Beldin and the twins did not bring Polgara to me, however. Those icy grey eyes of hers cut large holes in my soul, and Polgara’s eyes would turn from deep blue to steel grey at the very mention of my name. There was no hint of forgiveness in Pol’s nature whatsoever.

Beldin had shrewdly watched my slow ascent from the pit of madness, and I think it was late summer or early autumn when he finally broached a subject of some delicacy. ‘Did you want to see the grave?’ he asked me. ‘I hear that sometimes people do.’

I understand the theory, of course. A grave’s a place to visit and to decorate with flowers. It’s supposed to help the bereaved put things into perspective. Maybe it works that way for some people, but it didn’t for me. Just the word brought my sense of loss crashing down around my ears all over again.

When I crept back toward sanity once more, it was midwinter and I was chained to the bed again.

I knew that setting all this down was going to be a mistake.

I more or less returned to sanity again by the time winter was winding down, and after the twins had questioned me rather closely, they unchained me and let me move around. Beldin never mentioned that ‘grave’ again.

I took to walking vigorously through the slushy snow that covered the Vale. I walked fast because I wanted to be exhausted by nightfall. I made sure that I was too tired to dream. The only trouble with that plan lay in the fact that everything in the Vale aroused memories of Poledra. Have you any idea how many snowy owls there are in this world?

I think I probably came to a decision during that soggy tail-end of winter. I wasn’t fully aware of it, but it was there all the same.

In furtherance of that decision, I began to put my affairs in order. On one raw, blustery evening I went to Beldin’s tower to look in on my daughters. They were just over a year old by then, so they were walking - sort of. Beldin had prudently gated the top of his stairs to prevent accidents. Beldaran had discovered how much fun it was to run, although she fell down a lot. For some reason that struck her as hilarious, and she’d always squeal with delighted laughter when it happened.

Polgara, of course, never laughed. She still doesn’t very often. Sometimes I think Polgara takes life a little too seriously.

Beldaran ran to me with her arms outstretched, and I swept her up and kissed her.

Polgara wouldn’t even look at me, but concentrated instead on one of her toys, a curiously gnarled and twisted stick - or perhaps it was the root of some tree or bush.

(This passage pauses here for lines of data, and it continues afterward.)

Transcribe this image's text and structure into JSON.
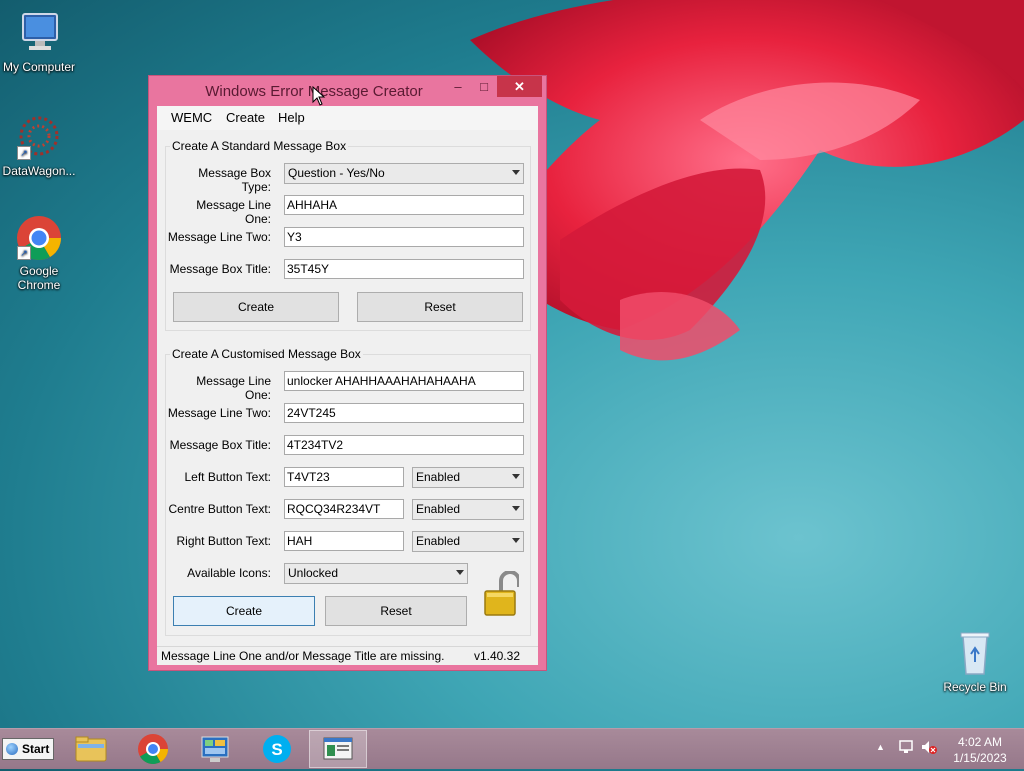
{
  "desktop": {
    "icons": [
      {
        "label": "My Computer",
        "icon": "monitor-icon"
      },
      {
        "label": "DataWagon...",
        "icon": "datawagon-icon"
      },
      {
        "label": "Google Chrome",
        "icon": "chrome-icon"
      },
      {
        "label": "Recycle Bin",
        "icon": "recycle-bin-icon"
      }
    ]
  },
  "window": {
    "title": "Windows Error Message Creator",
    "controls": {
      "minimize": "–",
      "maximize": "□",
      "close": "✕"
    },
    "menu": [
      "WEMC",
      "Create",
      "Help"
    ],
    "standard": {
      "group_title": "Create A Standard Message Box",
      "type_label": "Message Box Type:",
      "type_value": "Question - Yes/No",
      "line1_label": "Message Line One:",
      "line1_value": "AHHAHA",
      "line2_label": "Message Line Two:",
      "line2_value": "Y3",
      "title_label": "Message Box Title:",
      "title_value": "35T45Y",
      "create_label": "Create",
      "reset_label": "Reset"
    },
    "custom": {
      "group_title": "Create A Customised Message Box",
      "line1_label": "Message Line One:",
      "line1_value": "unlocker AHAHHAAAHAHAHAAHA",
      "line2_label": "Message Line Two:",
      "line2_value": "24VT245",
      "title_label": "Message Box Title:",
      "title_value": "4T234TV2",
      "left_label": "Left Button Text:",
      "left_value": "T4VT23",
      "left_state": "Enabled",
      "centre_label": "Centre Button Text:",
      "centre_value": "RQCQ34R234VT",
      "centre_state": "Enabled",
      "right_label": "Right Button Text:",
      "right_value": "HAH",
      "right_state": "Enabled",
      "icons_label": "Available Icons:",
      "icons_value": "Unlocked",
      "create_label": "Create",
      "reset_label": "Reset"
    },
    "status": {
      "message": "Message Line One and/or Message Title are missing.",
      "version": "v1.40.32"
    }
  },
  "taskbar": {
    "start_label": "Start",
    "tasks": [
      "file-explorer-icon",
      "chrome-icon",
      "control-panel-icon",
      "skype-icon",
      "wemc-app-icon"
    ],
    "clock_time": "4:02 AM",
    "clock_date": "1/15/2023"
  },
  "colors": {
    "window_frame": "#e9759f",
    "close_button": "#c7344a",
    "desktop": "#3fa6b5"
  }
}
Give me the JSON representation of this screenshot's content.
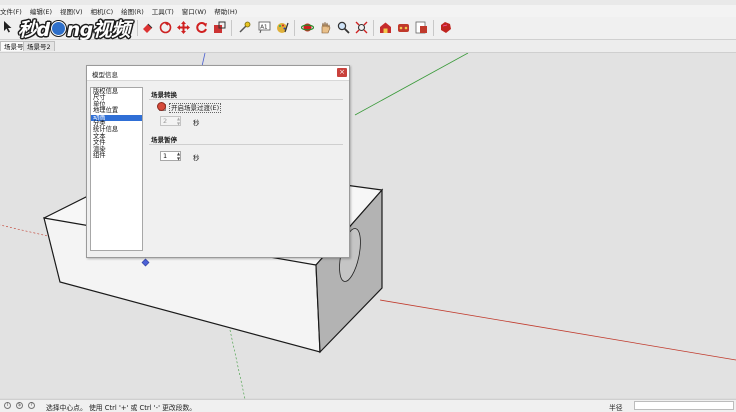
{
  "menu": {
    "items": [
      "文件(F)",
      "编辑(E)",
      "视图(V)",
      "相机(C)",
      "绘图(R)",
      "工具(T)",
      "窗口(W)",
      "帮助(H)"
    ]
  },
  "logo": {
    "text_a": "秒d",
    "text_b": "ng视频"
  },
  "toolbar": {
    "icons": [
      "select-icon",
      "paint-bucket-icon",
      "push-pull-icon",
      "move-icon",
      "rotate-icon",
      "scale-icon",
      "tape-measure-icon",
      "text-icon",
      "paint-icon",
      "orbit-icon",
      "pan-icon",
      "zoom-icon",
      "zoom-extents-icon",
      "warehouse-icon",
      "extension-icon",
      "layout-icon",
      "ruby-icon"
    ]
  },
  "scene_tabs": [
    "场景号1",
    "场景号2"
  ],
  "dialog": {
    "title": "模型信息",
    "close_label": "×",
    "list_items": [
      "版权信息",
      "尺寸",
      "单位",
      "地理位置",
      "动画",
      "分类",
      "统计信息",
      "文本",
      "文件",
      "渲染",
      "组件"
    ],
    "selected_index": 4,
    "section1_title": "场景转换",
    "checkbox_label": "开启场景过渡(E)",
    "transition_value": "2",
    "transition_unit": "秒",
    "section2_title": "场景暂停",
    "delay_value": "1",
    "delay_unit": "秒"
  },
  "status": {
    "message": "选择中心点。 使用 Ctrl '+' 或 Ctrl '-' 更改段数。",
    "measure_label": "半径",
    "measure_value": ""
  },
  "colors": {
    "viewport_bg": "#e2e2e2",
    "selected_item": "#2f6fd6",
    "close_button": "#c9413c",
    "axis_red": "#c0392b",
    "axis_green": "#3a9a3a",
    "axis_blue": "#4a5fcf"
  }
}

My eldest daughter was frowning as she turned it over and over in her little hands.

‘I’m sorry about that,’ Beldin apologized when he saw me looking at the peculiar toy. ‘Pol’s got a very penetrating voice, and she doesn’t bother to cry when she’s unhappy about something. She screams instead. I had to give her something to keep her mind occupied.’

‘A stick?’ I asked.

‘She’s been working on it for six months now. Every time she starts screaming, I give it to her, and it shuts her up immediately.’

‘A stick?’

He threw a quick look at Polgara and then leaned toward me to whisper, ‘It’s only got one end. She still hasn’t figured that out. She keeps trying to find the other end. The twins think I’m being cruel, but at least now I can get some sleep.’

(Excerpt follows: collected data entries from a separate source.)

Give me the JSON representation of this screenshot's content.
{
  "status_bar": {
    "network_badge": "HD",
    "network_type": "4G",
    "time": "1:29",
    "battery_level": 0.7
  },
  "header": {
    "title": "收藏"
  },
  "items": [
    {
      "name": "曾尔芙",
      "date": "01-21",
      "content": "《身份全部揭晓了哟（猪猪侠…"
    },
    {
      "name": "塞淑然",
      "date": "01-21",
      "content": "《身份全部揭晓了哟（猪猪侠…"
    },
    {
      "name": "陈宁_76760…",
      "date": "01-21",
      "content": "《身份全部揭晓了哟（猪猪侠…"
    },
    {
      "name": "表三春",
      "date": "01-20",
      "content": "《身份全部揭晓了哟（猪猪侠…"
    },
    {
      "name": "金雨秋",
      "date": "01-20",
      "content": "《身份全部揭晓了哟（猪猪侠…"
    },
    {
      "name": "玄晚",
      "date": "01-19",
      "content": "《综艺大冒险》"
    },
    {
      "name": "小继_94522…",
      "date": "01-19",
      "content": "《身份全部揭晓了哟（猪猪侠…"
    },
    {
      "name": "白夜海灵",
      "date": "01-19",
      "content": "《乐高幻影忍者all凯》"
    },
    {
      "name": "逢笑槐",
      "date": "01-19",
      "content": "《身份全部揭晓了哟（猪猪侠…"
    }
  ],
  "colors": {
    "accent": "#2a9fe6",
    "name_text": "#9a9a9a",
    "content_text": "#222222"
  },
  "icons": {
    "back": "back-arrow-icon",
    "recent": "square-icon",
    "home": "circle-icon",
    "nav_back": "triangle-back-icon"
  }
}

I kissed Beldaran again, set her down, went over to Polgara, and picked her up. She stiffened up immediately and started trying to wriggle out of my hands. ‘Stop that,’ I told her. ‘You may not care much for the idea, Pol, but I’m your father, and you’re stuck with me.’ Then I quite deliberately kissed her. Those steely eyes softened for just a moment, and they were suddenly the deepest blue I’ve ever seen. Then they flashed back to grey, and she hit me on the side of the head with her stick. ‘Spirited, isn’t she?’ I observed to Beldin. Then I set her down, turned her around, and gave her a little spank on the bottom. ‘Mind your manners, Miss,’ I told her.